CORE_1“Competency-based education is an emerging higher education model that has great potential especially for non-traditional students who already bring a great deal of work and life experience to the classroom,” said Charla Long, dean of Lipscomb’s College of Professional Studies and architect of the university’s competency-based program. “To be recognized by industry leaders and media as a leader in this field helps validate the need for programs like this and gives credibility to these programs. It also helps spread the word that there is a path for everyone that leads to a college education.”

On April 10, Lipscomb University was among three universities from across the nation whose representatives were invited to the nation’s capital to discuss these innovative competency-based learning models and to explore new ways of using federal student aid to increase access to these models.

While in Washington, D.C., Long met with government officials at the White House to discuss competency-based education models, the outcomes of these programs for students and specific issues in current federal law and regulations. She also spoke at a congressional briefing on competency-based education models, and encouraged Congress to change federal aid regulations to help fund federally authorized “experimental sites” that offer this innovative educational approach.

“Larger public institutions, primarily state systems, have typically been tapped to tout their higher education innovations and to push for policy changes,” said Long. “So it is significant that Lipscomb has become part of this conversation on a national level. The competency-based approach to higher education is allowing all institutions, regardless of whether public or private, for-profit or non-profit, 2,500 students or 25,000 students, to develop students who can demonstrate their learning and be workforce ready from the point of graduation.”

Lipscomb is the only university in the nation to utilize a behavioral-based competency and assessment model that's in use by a wide-range of industries. It is widely used by human resources departments in major corporations across the country. Students entering the program will begin the process with an assessment on a battery of competencies.

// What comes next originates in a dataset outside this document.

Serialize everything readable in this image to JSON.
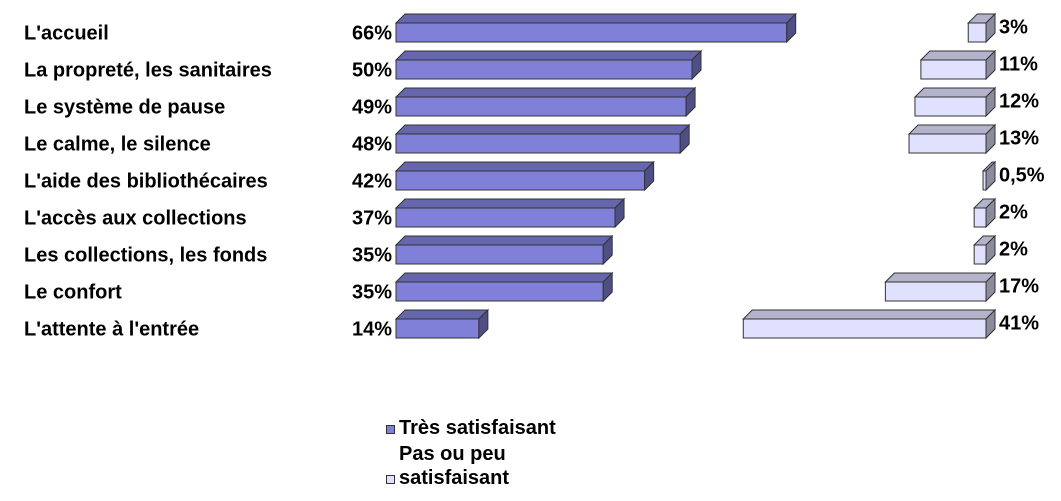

Each competency area carries its own badges and levels with badges being earned as each higher-level of competency is met. Leveled e-credential badges are awarded for corresponding competency mastery. Then, a career and competency coach creates a customized development plan for the individual. Individuals then work to develop his targeted competencies through a self-paced, coach-encouraged plan.

The new undergraduate degree program allows students with competency deficiencies to enroll in development modules to help them reach their career goals while working to complete their undergraduate degree, with concentrations in aging, business, psychology or restorative criminal justice. The program focuses on six leadership competencies including relationship building, problem solving and decision making, organizing and planning, influence, communicativeness and drive.

Lipscomb University was one of a small group of universities across the country to formally respond to a recent call for ideas from the U.S. Department of Education about how federally authorized “experimental sites” could help them responsibly explore new ways of using federal student aid to pay for innovative competency-based learning models.

The institutions submitted a joint response outlining experiments that would explore new or alternative federal definitions of student “attendance,” separate federal financial aid eligibility from time-based measures and test hybrid programs that mix competency-based learning and traditional instruction.

This group of colleges and universities responded to the U.S. Department of Education’s call earlier this year for options for waiving federal student aid policies governing grants and loans that inhibit alternative learning models with potential to better meet the needs of some students. The department will use responses to its request to determine how to frame a formal request for proposals that could come later this year.